Recently, three singers performed the ‘trio’ from Massenet’s Cinderella featuring Cinderella and her two stepsisters, moving just enough to generate some action for the story – but never enough to come close to each other and endanger anyone’s health. “It almost feels like a recital, but you’re trying to keep it interesting at the same time,” one of the singers, soprano Rebecca Rashleigh, recently told The Age. “It’s a fine balance. You have to think more creatively: how can you interact without physically touching?”

Drive-in opera

Drive-ins are starting to pop up all over the world, as popular alternatives to cramped concert halls and packed public spaces.

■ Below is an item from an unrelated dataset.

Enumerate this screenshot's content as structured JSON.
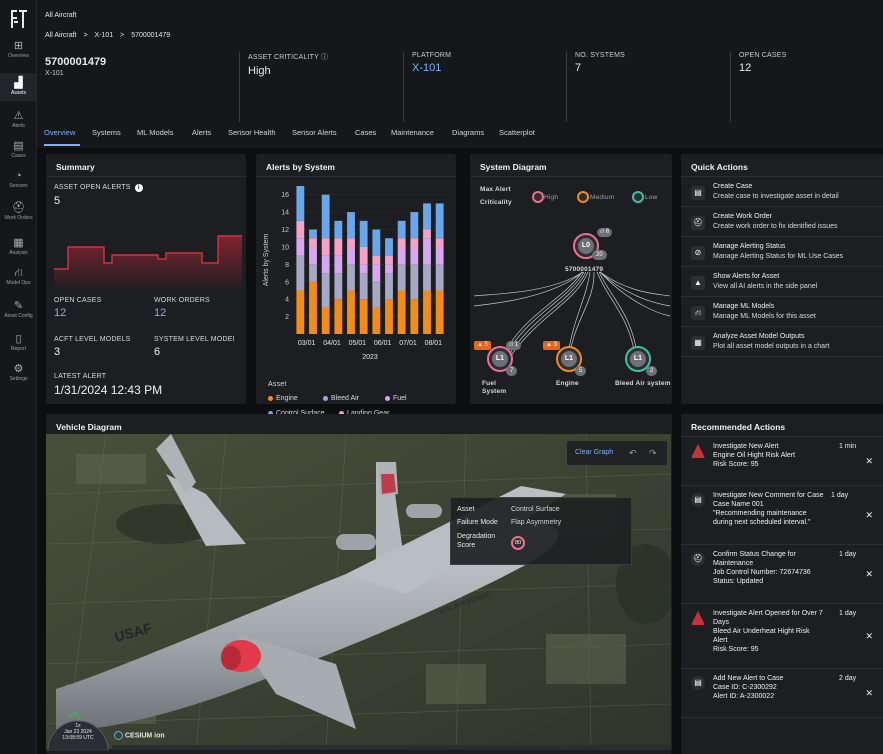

English National Opera is among the first art institutions to join the growing trend, with drive-in showings of Puccini’s La bohéme and Mozart’s The Magic Flute due to take place at London’s Alexandra Palace in September.

Self-playing pianos

For piano-accompanied recitals, a post-lockdown solution could be found in self-playing pianos. Soprano Rachel Gordon recently posted her performance of Samuel Barber’s ‘Sure on This Shining Night’ with a pre-programmed player piano – with playing by Victoria Royce – and the resulting video is as haunting and isolated as any concert without an audience we’ve seen so far (watch above).


This article provides a very brief overview of different initiatives theaters around the world are taking to reopen concert going for classical concerts. Although music in a theater is different than what you may see in a concert hall, there are interesting points that this article brings up for rethinking how to facilitate a concert during the pandemic and onward.

Typically we focus on the audience when observing social distance measures, but as the article points out, some theaters are also opting to put distance between performers. In the instance of performance art, or dancing for example, it is interesting to conceptualize what these acts will look like with the 6ft restriction. How will emotion or human connection be personified within these parameters?

Additionally, the article makes a point to bring up pre-programmed sets with the self-playing piano scenario. What could concerts look like when you remove the performers altogether? Are there opportunities to generate the same excitement of traditional concerts while allowing the performer to play from a different location? What may that space look like?